Subscribe for unlimited digital access. Try one month for $1!
Toni Preckwinkle was bombarded Thursday for allegedly inflating her role in exposing the deadly police shooting of Laquan McDonald to distract attention from the $10,000 campaign contribution that Ald. Edward M. Burke (14th) muscled for her from a Burger King franchise owner.
Fired Chicago Police Superintendent-turned-mayoral candidate Garry McCarthy got the ball rolling by attacking the chest-pounding claims that Preckwinkle makes in her first campaign commercial about the behind-the-scenes role she played.
“Instead of Toni Preckwinkle manning up and saying, ‘Maybe I made a mistake’ or doing something about it, she’s trying to distract away from her troubles,” McCarthy told the Chicago Sun-Times.
“This is exactly what Rahm Emanuel did when he fired me when I wasn’t in charge of the discipline system of the department or the investigation into the shooting of Laquan McDonald and when the cover-up of the video happened on the civil side in City Hall…’Look at the shiny object. It’s not me.’ It absolutely is her. She’s a corrupt machine politician in the tradition of Chicago.”
Mayoral candidates Lori Lightfoot and Amara Enyia piled on the frontrunner in the crowded field of candidates vying to replace Emanuel.
“By using the Laquan McDonald video…to distract from her role in the Ed Burke extortion scheme, Toni Preckwinkle proves she is not ready to lead,” Lightfoot said, accusing Preckwinkle of trying to “erase the tireless organizing of thousands of activists, young people, lawyers, investigative journalists, and everyday Chicagoans who rose up to demand justice.”

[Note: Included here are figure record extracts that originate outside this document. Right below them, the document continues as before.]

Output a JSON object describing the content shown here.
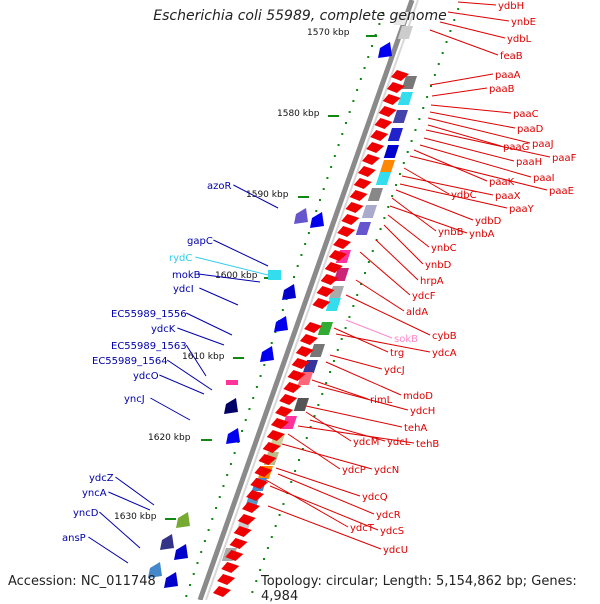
{
  "title": "Escherichia coli 55989, complete genome",
  "footer": {
    "accession": "Accession: NC_011748",
    "topology": "Topology: circular; Length: 5,154,862 bp; Genes: 4,984"
  },
  "colors": {
    "backbone": "#8a8a8a",
    "right_label": "#dd0000",
    "left_label": "#0000aa",
    "rna_label": "#33ccee",
    "pink_label": "#ff88cc",
    "tick": "#118811"
  },
  "ticks": [
    "1570 kbp",
    "1580 kbp",
    "1590 kbp",
    "1600 kbp",
    "1610 kbp",
    "1620 kbp",
    "1630 kbp"
  ],
  "right_genes": [
    "ydbH",
    "ynbE",
    "ydbL",
    "feaB",
    "paaA",
    "paaB",
    "paaC",
    "paaD",
    "paaJ",
    "paaG",
    "paaF",
    "paaH",
    "paaI",
    "paaK",
    "paaE",
    "ydbC",
    "paaX",
    "paaY",
    "ydbD",
    "ynbB",
    "ynbA",
    "ynbC",
    "ynbD",
    "hrpA",
    "ydcF",
    "aldA",
    "cybB",
    "sokB",
    "trg",
    "ydcA",
    "ydcJ",
    "mdoD",
    "rimL",
    "ydcH",
    "tehA",
    "ydcM",
    "ydcL",
    "tehB",
    "ydcP",
    "ydcN",
    "ydcQ",
    "ydcR",
    "ydcT",
    "ydcS",
    "ydcU"
  ],
  "left_genes": [
    "azoR",
    "gapC",
    "rydC",
    "mokB",
    "ydcI",
    "EC55989_1556",
    "ydcK",
    "EC55989_1563",
    "EC55989_1564",
    "ydcO",
    "yncJ",
    "ydcZ",
    "yncA",
    "yncD",
    "ansP"
  ]
}
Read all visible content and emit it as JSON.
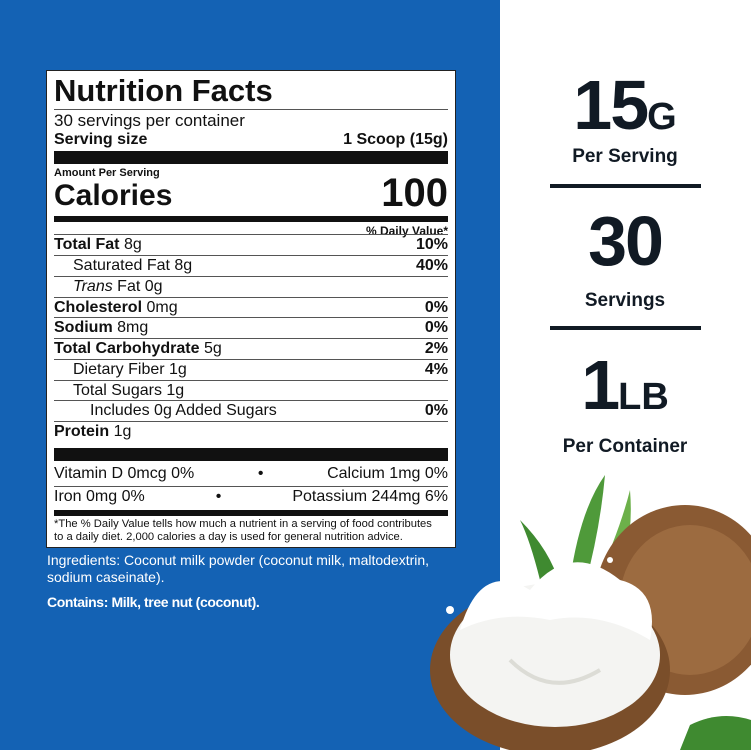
{
  "label": {
    "title": "Nutrition Facts",
    "servings_per_container": "30 servings per container",
    "serving_size_label": "Serving size",
    "serving_size_value": "1 Scoop (15g)",
    "amount_per_serving": "Amount Per Serving",
    "calories_label": "Calories",
    "calories_value": "100",
    "daily_value_header": "% Daily Value*",
    "nutrients": [
      {
        "name": "Total Fat",
        "amount": "8g",
        "dv": "10%"
      },
      {
        "name": "Saturated Fat",
        "amount": "8g",
        "dv": "40%"
      },
      {
        "name": "Trans",
        "name2": "Fat",
        "amount": "0g",
        "dv": ""
      },
      {
        "name": "Cholesterol",
        "amount": "0mg",
        "dv": "0%"
      },
      {
        "name": "Sodium",
        "amount": "8mg",
        "dv": "0%"
      },
      {
        "name": "Total Carbohydrate",
        "amount": "5g",
        "dv": "2%"
      },
      {
        "name": "Dietary Fiber",
        "amount": "1g",
        "dv": "4%"
      },
      {
        "name": "Total Sugars",
        "amount": "1g",
        "dv": ""
      },
      {
        "name": "Includes 0g Added Sugars",
        "amount": "",
        "dv": "0%"
      },
      {
        "name": "Protein",
        "amount": "1g",
        "dv": ""
      }
    ],
    "vitamins": [
      {
        "left": "Vitamin D  0mcg  0%",
        "right": "Calcium  1mg  0%"
      },
      {
        "left": "Iron  0mg  0%",
        "right": "Potassium  244mg  6%"
      }
    ],
    "bullet": "•",
    "footnote_1": "*The % Daily Value tells how much a nutrient in a serving of food contributes",
    "footnote_2": "to a daily diet. 2,000 calories a day is used for general nutrition advice."
  },
  "ingredients": "Ingredients: Coconut milk powder (coconut milk, maltodextrin, sodium caseinate).",
  "contains": "Contains: Milk, tree nut (coconut).",
  "stats": [
    {
      "value": "15",
      "unit": "G",
      "label": "Per Serving"
    },
    {
      "value": "30",
      "unit": "",
      "label": "Servings"
    },
    {
      "value": "1",
      "unit": "LB",
      "label": "Per Container"
    }
  ],
  "colors": {
    "background_blue": "#1462b4",
    "text_dark": "#111a24"
  }
}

Enyia agreed that “no single person can or should take credit for a community-led effort.” Chicagoans “need a mayor who leads with humility and grace” and “prioritizes community healing over political expediency,” she said.
Community activist and former mayoral candidate Ja’Mal Green and activist priest Father Michael Pfleger also got in on the act.
“Activists went through beatings, broken bones, financial instability, court dates, stress & more to receive justice for Laquan! No one can take that away from us, WE unseated Anita, WE pushed for the dash cam, WE changed policy. The movement, not one person,” Green tweeted.
On his Facebook page, Pfleger wrote that it is “both sad and wrong” for Preckwinkle to take credit for the role she played, calling it a “slap in the face” to community activists.
As County Board president, Preckwinkle oversees the Cook County medical examiner’s office.
She used that authority to, first describe the autopsy results to investigative reporter Jamie Kalven and then, as soon as it was legally possible, release the report that showed that nine of the sixteen shots fired by now-convicted Chicago Police Officer Jason Van Dyke were fired into McDonald’s back.
That information helped Kalven keep the heat on City Hall and persuade a judge to order Emanuel to release the shooting video that the mayor was seen as desperately trying to conceal and already had kept under wraps until after the 2015 election.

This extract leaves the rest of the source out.